ヨネばあちゃんを平らなところに寝かせ、あかねんがヒールをヨネばあちゃんとミカゲに施す。
「あれ~、わし落ちてたのか~」
ほぼ傷を治したとき、ヨネばあちゃんは気がついた。
そして、ここに俺たちを連れてきたことはすっかり記憶がないとのこと。
途中から魔王に乗っ取られて、操られていたのではないだろうか。
「でもまぁ~、こんなとこ、忘れとったなぁ」
キョロキョロと祠と景色を見回すヨネばあちゃん。
ヨネばあちゃんの連れ合い、旦那さんが亡くなる前まではここも手入れしていたが、ヨネばあちゃん1人になってからは、ずっと立ち入ってなかったそうだ。

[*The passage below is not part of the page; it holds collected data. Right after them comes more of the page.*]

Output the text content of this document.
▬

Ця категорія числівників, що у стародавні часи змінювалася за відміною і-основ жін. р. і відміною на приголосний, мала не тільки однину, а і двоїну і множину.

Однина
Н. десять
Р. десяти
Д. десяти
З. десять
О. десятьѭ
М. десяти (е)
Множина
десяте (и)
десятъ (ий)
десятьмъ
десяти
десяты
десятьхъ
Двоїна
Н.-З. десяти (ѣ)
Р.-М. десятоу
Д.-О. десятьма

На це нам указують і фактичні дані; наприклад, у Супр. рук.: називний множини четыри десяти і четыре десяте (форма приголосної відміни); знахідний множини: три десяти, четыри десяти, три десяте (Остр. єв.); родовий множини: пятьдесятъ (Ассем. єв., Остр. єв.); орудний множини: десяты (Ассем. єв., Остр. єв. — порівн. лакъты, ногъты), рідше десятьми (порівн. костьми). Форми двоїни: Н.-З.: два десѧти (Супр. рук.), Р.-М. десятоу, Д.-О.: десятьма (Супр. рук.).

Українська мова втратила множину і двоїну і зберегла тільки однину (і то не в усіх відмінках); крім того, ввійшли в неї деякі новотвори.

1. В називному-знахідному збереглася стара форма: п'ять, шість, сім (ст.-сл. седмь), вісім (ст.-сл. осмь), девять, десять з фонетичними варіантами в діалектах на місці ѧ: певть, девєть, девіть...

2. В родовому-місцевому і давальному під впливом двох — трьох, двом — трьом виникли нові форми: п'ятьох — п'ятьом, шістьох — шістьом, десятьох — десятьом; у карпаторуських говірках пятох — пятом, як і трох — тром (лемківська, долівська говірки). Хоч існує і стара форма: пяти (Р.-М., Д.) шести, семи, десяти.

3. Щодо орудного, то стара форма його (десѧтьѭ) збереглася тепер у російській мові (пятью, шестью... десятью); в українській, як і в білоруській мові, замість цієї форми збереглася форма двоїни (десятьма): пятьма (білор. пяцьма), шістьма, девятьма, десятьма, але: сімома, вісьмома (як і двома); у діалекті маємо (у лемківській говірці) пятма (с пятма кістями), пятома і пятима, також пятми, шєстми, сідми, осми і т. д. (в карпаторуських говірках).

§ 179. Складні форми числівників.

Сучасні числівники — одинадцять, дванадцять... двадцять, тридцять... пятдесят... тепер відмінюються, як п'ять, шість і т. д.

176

俺たちはそのあと祠を調べてみたり、石に再び触ってみたりしたが、なにも起こらなかったので、山を降りることにした。
ヨネばあちゃんはミカゲが背負って降りてくれた。
「では、またなにかあったら来ますので」
ヨネばあちゃんに挨拶をして、家を去る。
途中にある山本商店までヨネばあちゃんが崖から落ちそうになったショックと魔王にうまく唆されたという事実で、みんな無言だった。
山本商店でジュースを買い、そこのベンチに座って、なんとなく一息ついた感じになったので、それからぽつりぽつりと、さっきの出来事をみんなは口にし始めた。